High efficiency (∼18%) organic solar cells with 500 nm-thick toluene cast active layer by aggregation manipulation and additive engineering

Abstract

Thick-film organic solar cells (OSCs) are crucial for mass-production: however, the efficiency of such cells is limited by the lack of morphological control afforded by methods that rely on high-vapor-pressure solvents. Herein, a systematic solvent and additive engineering strategy is reported for improving the performance of thick-film (>300 nm) OSCs through aggregation modulation via solidification acceleration and electronic property enhancement. Two oligomers derived from the polymer donors PM6 and D18-Fu are employed as solid additives to prepare the active layer.

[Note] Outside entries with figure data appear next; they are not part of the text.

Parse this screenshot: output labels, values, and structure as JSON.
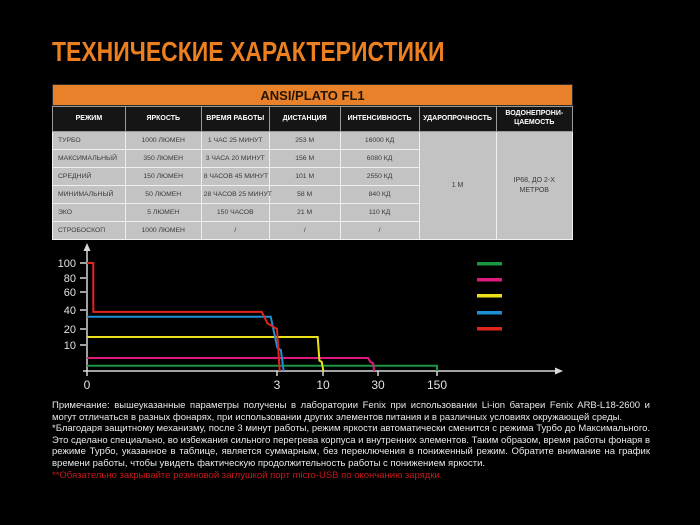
{
  "title": "ТЕХНИЧЕСКИЕ ХАРАКТЕРИСТИКИ",
  "colors": {
    "background": "#000000",
    "accent_orange": "#E8812A",
    "title_orange": "#EC7F1F",
    "table_row_gray": "#C3C3C3",
    "table_header_black": "#151515",
    "note_warning_red": "#C61A1A",
    "axis_gray": "#D8D8D8"
  },
  "spec_table": {
    "banner": "ANSI/PLATO FL1",
    "headers": [
      "РЕЖИМ",
      "ЯРКОСТЬ",
      "ВРЕМЯ РАБОТЫ",
      "ДИСТАНЦИЯ",
      "ИНТЕНСИВНОСТЬ",
      "УДАРОПРОЧНОСТЬ",
      "ВОДОНЕПРОНИ-ЦАЕМОСТЬ"
    ],
    "rows": [
      [
        "ТУРБО",
        "1000 ЛЮМЕН",
        "1 ЧАС 25 МИНУТ",
        "253 М",
        "16000 КД"
      ],
      [
        "МАКСИМАЛЬНЫЙ",
        "350 ЛЮМЕН",
        "3 ЧАСА 20 МИНУТ",
        "156 М",
        "6080 КД"
      ],
      [
        "СРЕДНИЙ",
        "150 ЛЮМЕН",
        "8 ЧАСОВ 45 МИНУТ",
        "101 М",
        "2550 КД"
      ],
      [
        "МИНИМАЛЬНЫЙ",
        "50 ЛЮМЕН",
        "28 ЧАСОВ 25 МИНУТ",
        "58 М",
        "840 КД"
      ],
      [
        "ЭКО",
        "5 ЛЮМЕН",
        "150 ЧАСОВ",
        "21 М",
        "110 КД"
      ],
      [
        "СТРОБОСКОП",
        "1000 ЛЮМЕН",
        "/",
        "/",
        "/"
      ]
    ],
    "impact_resistance": "1 М",
    "waterproofness": "IP68, ДО 2-Х МЕТРОВ"
  },
  "chart_data": {
    "type": "line",
    "title": "",
    "xlabel": "",
    "ylabel": "",
    "x_unit": "hours",
    "y_unit": "percent_output",
    "x_scale": "compressed-log-like",
    "grid": false,
    "legend_position": "right",
    "legend_has_text": false,
    "x_ticks": [
      0,
      3,
      10,
      30,
      150
    ],
    "y_ticks": [
      100,
      80,
      60,
      40,
      20,
      10
    ],
    "series": [
      {
        "id": "eco",
        "color": "#1B9642",
        "points": [
          [
            0,
            2
          ],
          [
            150,
            2
          ],
          [
            150,
            0
          ]
        ]
      },
      {
        "id": "min",
        "color": "#DE1A7D",
        "points": [
          [
            0,
            5
          ],
          [
            26.4,
            5
          ],
          [
            27.2,
            3.5
          ],
          [
            28.2,
            3
          ],
          [
            28.6,
            0
          ]
        ]
      },
      {
        "id": "mid",
        "color": "#EBE01A",
        "points": [
          [
            0,
            15
          ],
          [
            9.2,
            15
          ],
          [
            9.45,
            4
          ],
          [
            9.8,
            3.5
          ],
          [
            10.15,
            0
          ]
        ]
      },
      {
        "id": "max",
        "color": "#1F8FD5",
        "points": [
          [
            0,
            33
          ],
          [
            2.9,
            33
          ],
          [
            3.05,
            9
          ],
          [
            3.6,
            8
          ],
          [
            4.0,
            0
          ]
        ]
      },
      {
        "id": "turbo",
        "color": "#E1251B",
        "points": [
          [
            0,
            100
          ],
          [
            0.1,
            100
          ],
          [
            0.1,
            38
          ],
          [
            2.76,
            38
          ],
          [
            2.85,
            26
          ],
          [
            3.0,
            20
          ],
          [
            3.3,
            4
          ],
          [
            3.42,
            0
          ]
        ]
      }
    ],
    "legend_order": [
      "eco",
      "min",
      "mid",
      "max",
      "turbo"
    ]
  },
  "notes": {
    "note1": "Примечание: вышеуказанные параметры получены в лаборатории Fenix при использовании Li-ion батареи Fenix ARB-L18-2600 и могут отличаться в разных фонарях, при использовании других элементов питания и в различных условиях окружающей среды.",
    "note2": "*Благодаря защитному механизму, после 3 минут работы, режим яркости автоматически сменится с режима Турбо до Максимального. Это сделано специально, во избежания сильного перегрева корпуса и внутренних элементов. Таким образом, время работы фонаря в режиме Турбо, указанное в таблице, является суммарным, без переключения в пониженный режим. Обратите внимание на график времени работы, чтобы увидеть фактическую продолжительность работы с понижением яркости.",
    "note3": "**Обязательно закрывайте резиновой заглушкой порт micro-USB по окончанию зарядки."
  }
}
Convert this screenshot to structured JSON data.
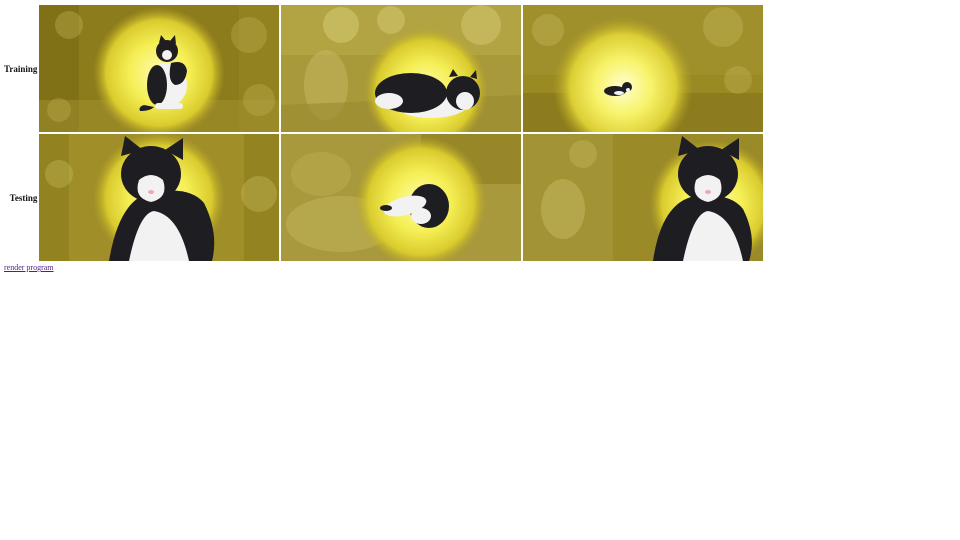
{
  "rows": [
    {
      "label": "Training"
    },
    {
      "label": "Testing"
    }
  ],
  "link": {
    "label": "render program"
  },
  "colors": {
    "background_olive": "#8b7a18",
    "glow_yellow": "#f7f36a",
    "cat_black": "#1e1e22",
    "cat_white": "#f2f2f2",
    "link": "#551a8b"
  }
}
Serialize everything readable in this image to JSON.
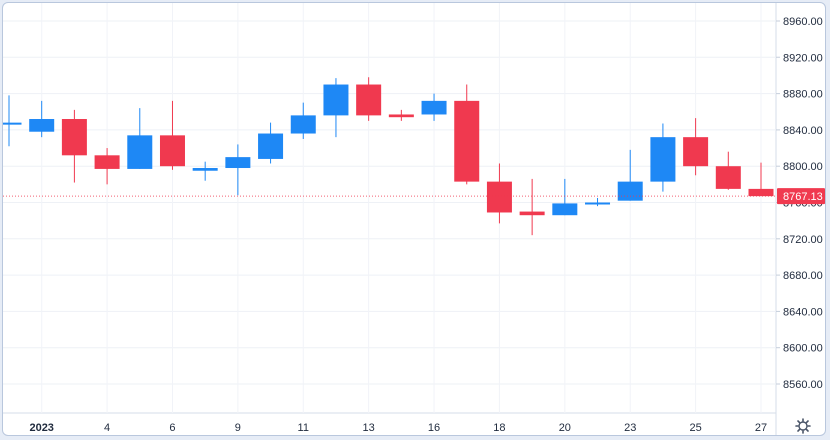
{
  "chart_data": {
    "type": "candlestick",
    "title": "",
    "xlabel": "",
    "ylabel": "",
    "ylim": [
      8520,
      8960
    ],
    "y_ticks": [
      "8960.00",
      "8920.00",
      "8880.00",
      "8840.00",
      "8800.00",
      "8760.00",
      "8720.00",
      "8680.00",
      "8640.00",
      "8600.00",
      "8560.00"
    ],
    "x_tick_labels": [
      "2023",
      "4",
      "6",
      "9",
      "11",
      "13",
      "16",
      "18",
      "20",
      "23",
      "25",
      "27"
    ],
    "last_price_label": "8767.13",
    "grid": true,
    "colors": {
      "up": "#1e88f5",
      "down": "#f0394f",
      "last_price_line": "#f0394f"
    },
    "candles": [
      {
        "open": 8846,
        "high": 8878,
        "low": 8822,
        "close": 8848
      },
      {
        "open": 8838,
        "high": 8872,
        "low": 8832,
        "close": 8852
      },
      {
        "open": 8852,
        "high": 8862,
        "low": 8782,
        "close": 8812
      },
      {
        "open": 8812,
        "high": 8820,
        "low": 8780,
        "close": 8797
      },
      {
        "open": 8797,
        "high": 8864,
        "low": 8797,
        "close": 8834
      },
      {
        "open": 8834,
        "high": 8872,
        "low": 8796,
        "close": 8800
      },
      {
        "open": 8795,
        "high": 8805,
        "low": 8784,
        "close": 8798
      },
      {
        "open": 8798,
        "high": 8824,
        "low": 8768,
        "close": 8810
      },
      {
        "open": 8808,
        "high": 8848,
        "low": 8803,
        "close": 8836
      },
      {
        "open": 8836,
        "high": 8870,
        "low": 8830,
        "close": 8856
      },
      {
        "open": 8856,
        "high": 8897,
        "low": 8832,
        "close": 8890
      },
      {
        "open": 8890,
        "high": 8898,
        "low": 8850,
        "close": 8856
      },
      {
        "open": 8857,
        "high": 8862,
        "low": 8850,
        "close": 8854
      },
      {
        "open": 8857,
        "high": 8880,
        "low": 8850,
        "close": 8872
      },
      {
        "open": 8872,
        "high": 8890,
        "low": 8780,
        "close": 8783
      },
      {
        "open": 8783,
        "high": 8803,
        "low": 8737,
        "close": 8749
      },
      {
        "open": 8750,
        "high": 8786,
        "low": 8724,
        "close": 8746
      },
      {
        "open": 8746,
        "high": 8786,
        "low": 8746,
        "close": 8759
      },
      {
        "open": 8760,
        "high": 8765,
        "low": 8756,
        "close": 8760
      },
      {
        "open": 8762,
        "high": 8818,
        "low": 8762,
        "close": 8783
      },
      {
        "open": 8783,
        "high": 8847,
        "low": 8772,
        "close": 8832
      },
      {
        "open": 8832,
        "high": 8853,
        "low": 8790,
        "close": 8800
      },
      {
        "open": 8800,
        "high": 8816,
        "low": 8774,
        "close": 8775
      },
      {
        "open": 8775,
        "high": 8804,
        "low": 8770,
        "close": 8767
      }
    ]
  }
}
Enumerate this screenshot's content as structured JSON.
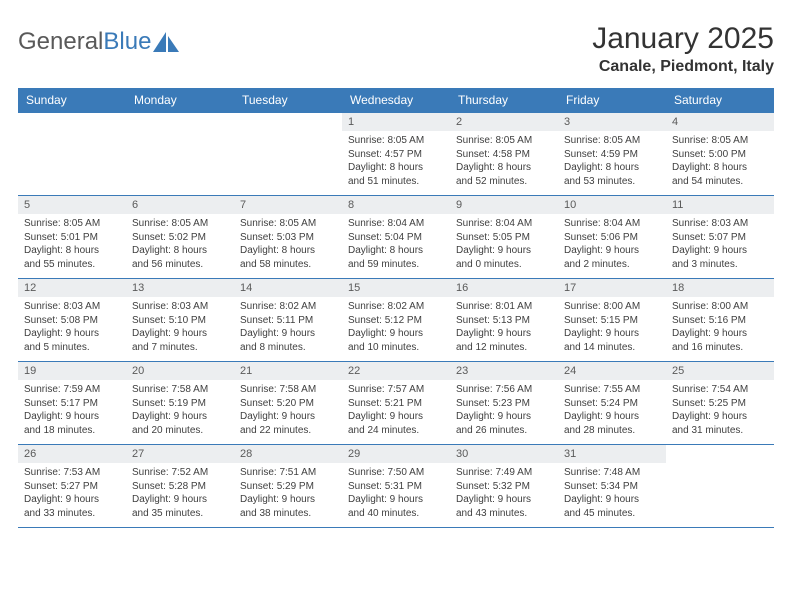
{
  "logo": {
    "part1": "General",
    "part2": "Blue"
  },
  "title": "January 2025",
  "subtitle": "Canale, Piedmont, Italy",
  "colors": {
    "header_bg": "#3a7ab8",
    "header_text": "#ffffff",
    "daynum_bg": "#eceef0",
    "border": "#3a7ab8",
    "text": "#3f3f3f"
  },
  "day_names": [
    "Sunday",
    "Monday",
    "Tuesday",
    "Wednesday",
    "Thursday",
    "Friday",
    "Saturday"
  ],
  "weeks": [
    [
      {
        "n": "",
        "empty": true
      },
      {
        "n": "",
        "empty": true
      },
      {
        "n": "",
        "empty": true
      },
      {
        "n": "1",
        "sr": "Sunrise: 8:05 AM",
        "ss": "Sunset: 4:57 PM",
        "d1": "Daylight: 8 hours",
        "d2": "and 51 minutes."
      },
      {
        "n": "2",
        "sr": "Sunrise: 8:05 AM",
        "ss": "Sunset: 4:58 PM",
        "d1": "Daylight: 8 hours",
        "d2": "and 52 minutes."
      },
      {
        "n": "3",
        "sr": "Sunrise: 8:05 AM",
        "ss": "Sunset: 4:59 PM",
        "d1": "Daylight: 8 hours",
        "d2": "and 53 minutes."
      },
      {
        "n": "4",
        "sr": "Sunrise: 8:05 AM",
        "ss": "Sunset: 5:00 PM",
        "d1": "Daylight: 8 hours",
        "d2": "and 54 minutes."
      }
    ],
    [
      {
        "n": "5",
        "sr": "Sunrise: 8:05 AM",
        "ss": "Sunset: 5:01 PM",
        "d1": "Daylight: 8 hours",
        "d2": "and 55 minutes."
      },
      {
        "n": "6",
        "sr": "Sunrise: 8:05 AM",
        "ss": "Sunset: 5:02 PM",
        "d1": "Daylight: 8 hours",
        "d2": "and 56 minutes."
      },
      {
        "n": "7",
        "sr": "Sunrise: 8:05 AM",
        "ss": "Sunset: 5:03 PM",
        "d1": "Daylight: 8 hours",
        "d2": "and 58 minutes."
      },
      {
        "n": "8",
        "sr": "Sunrise: 8:04 AM",
        "ss": "Sunset: 5:04 PM",
        "d1": "Daylight: 8 hours",
        "d2": "and 59 minutes."
      },
      {
        "n": "9",
        "sr": "Sunrise: 8:04 AM",
        "ss": "Sunset: 5:05 PM",
        "d1": "Daylight: 9 hours",
        "d2": "and 0 minutes."
      },
      {
        "n": "10",
        "sr": "Sunrise: 8:04 AM",
        "ss": "Sunset: 5:06 PM",
        "d1": "Daylight: 9 hours",
        "d2": "and 2 minutes."
      },
      {
        "n": "11",
        "sr": "Sunrise: 8:03 AM",
        "ss": "Sunset: 5:07 PM",
        "d1": "Daylight: 9 hours",
        "d2": "and 3 minutes."
      }
    ],
    [
      {
        "n": "12",
        "sr": "Sunrise: 8:03 AM",
        "ss": "Sunset: 5:08 PM",
        "d1": "Daylight: 9 hours",
        "d2": "and 5 minutes."
      },
      {
        "n": "13",
        "sr": "Sunrise: 8:03 AM",
        "ss": "Sunset: 5:10 PM",
        "d1": "Daylight: 9 hours",
        "d2": "and 7 minutes."
      },
      {
        "n": "14",
        "sr": "Sunrise: 8:02 AM",
        "ss": "Sunset: 5:11 PM",
        "d1": "Daylight: 9 hours",
        "d2": "and 8 minutes."
      },
      {
        "n": "15",
        "sr": "Sunrise: 8:02 AM",
        "ss": "Sunset: 5:12 PM",
        "d1": "Daylight: 9 hours",
        "d2": "and 10 minutes."
      },
      {
        "n": "16",
        "sr": "Sunrise: 8:01 AM",
        "ss": "Sunset: 5:13 PM",
        "d1": "Daylight: 9 hours",
        "d2": "and 12 minutes."
      },
      {
        "n": "17",
        "sr": "Sunrise: 8:00 AM",
        "ss": "Sunset: 5:15 PM",
        "d1": "Daylight: 9 hours",
        "d2": "and 14 minutes."
      },
      {
        "n": "18",
        "sr": "Sunrise: 8:00 AM",
        "ss": "Sunset: 5:16 PM",
        "d1": "Daylight: 9 hours",
        "d2": "and 16 minutes."
      }
    ],
    [
      {
        "n": "19",
        "sr": "Sunrise: 7:59 AM",
        "ss": "Sunset: 5:17 PM",
        "d1": "Daylight: 9 hours",
        "d2": "and 18 minutes."
      },
      {
        "n": "20",
        "sr": "Sunrise: 7:58 AM",
        "ss": "Sunset: 5:19 PM",
        "d1": "Daylight: 9 hours",
        "d2": "and 20 minutes."
      },
      {
        "n": "21",
        "sr": "Sunrise: 7:58 AM",
        "ss": "Sunset: 5:20 PM",
        "d1": "Daylight: 9 hours",
        "d2": "and 22 minutes."
      },
      {
        "n": "22",
        "sr": "Sunrise: 7:57 AM",
        "ss": "Sunset: 5:21 PM",
        "d1": "Daylight: 9 hours",
        "d2": "and 24 minutes."
      },
      {
        "n": "23",
        "sr": "Sunrise: 7:56 AM",
        "ss": "Sunset: 5:23 PM",
        "d1": "Daylight: 9 hours",
        "d2": "and 26 minutes."
      },
      {
        "n": "24",
        "sr": "Sunrise: 7:55 AM",
        "ss": "Sunset: 5:24 PM",
        "d1": "Daylight: 9 hours",
        "d2": "and 28 minutes."
      },
      {
        "n": "25",
        "sr": "Sunrise: 7:54 AM",
        "ss": "Sunset: 5:25 PM",
        "d1": "Daylight: 9 hours",
        "d2": "and 31 minutes."
      }
    ],
    [
      {
        "n": "26",
        "sr": "Sunrise: 7:53 AM",
        "ss": "Sunset: 5:27 PM",
        "d1": "Daylight: 9 hours",
        "d2": "and 33 minutes."
      },
      {
        "n": "27",
        "sr": "Sunrise: 7:52 AM",
        "ss": "Sunset: 5:28 PM",
        "d1": "Daylight: 9 hours",
        "d2": "and 35 minutes."
      },
      {
        "n": "28",
        "sr": "Sunrise: 7:51 AM",
        "ss": "Sunset: 5:29 PM",
        "d1": "Daylight: 9 hours",
        "d2": "and 38 minutes."
      },
      {
        "n": "29",
        "sr": "Sunrise: 7:50 AM",
        "ss": "Sunset: 5:31 PM",
        "d1": "Daylight: 9 hours",
        "d2": "and 40 minutes."
      },
      {
        "n": "30",
        "sr": "Sunrise: 7:49 AM",
        "ss": "Sunset: 5:32 PM",
        "d1": "Daylight: 9 hours",
        "d2": "and 43 minutes."
      },
      {
        "n": "31",
        "sr": "Sunrise: 7:48 AM",
        "ss": "Sunset: 5:34 PM",
        "d1": "Daylight: 9 hours",
        "d2": "and 45 minutes."
      },
      {
        "n": "",
        "empty": true
      }
    ]
  ]
}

Characterizations reveal that the D18-Fu-derived oligomer exhibits stronger interactions with both the benzodifuran donor (D18-Fu) and the acceptor (L8-BO-X), resulting in suppressed electron-phonon coupling, more balanced donor–acceptor fibrillation, and enhanced face-on molecular orientation. Devices treated with the D18-Fu-derived oligomer achieve a greater improvement in power conversion efficiency (PCE). Both additives enhance thickness- tolerance of the device owing to their structural compatibility with the D18-Fu-derived oligomer,- yielding superior performance. Notably, devices processed from toluene, a nonhalogenated solvent, demonstrate high PCEs with excellent thickness tolerance; the thick-film device (500 nm active layer) exhibits an independently certified PCE of ∼18%, a record for thick-film OSCs, with no significant loss in performance compared to its thin-film (100 nm) counterparts (>19%).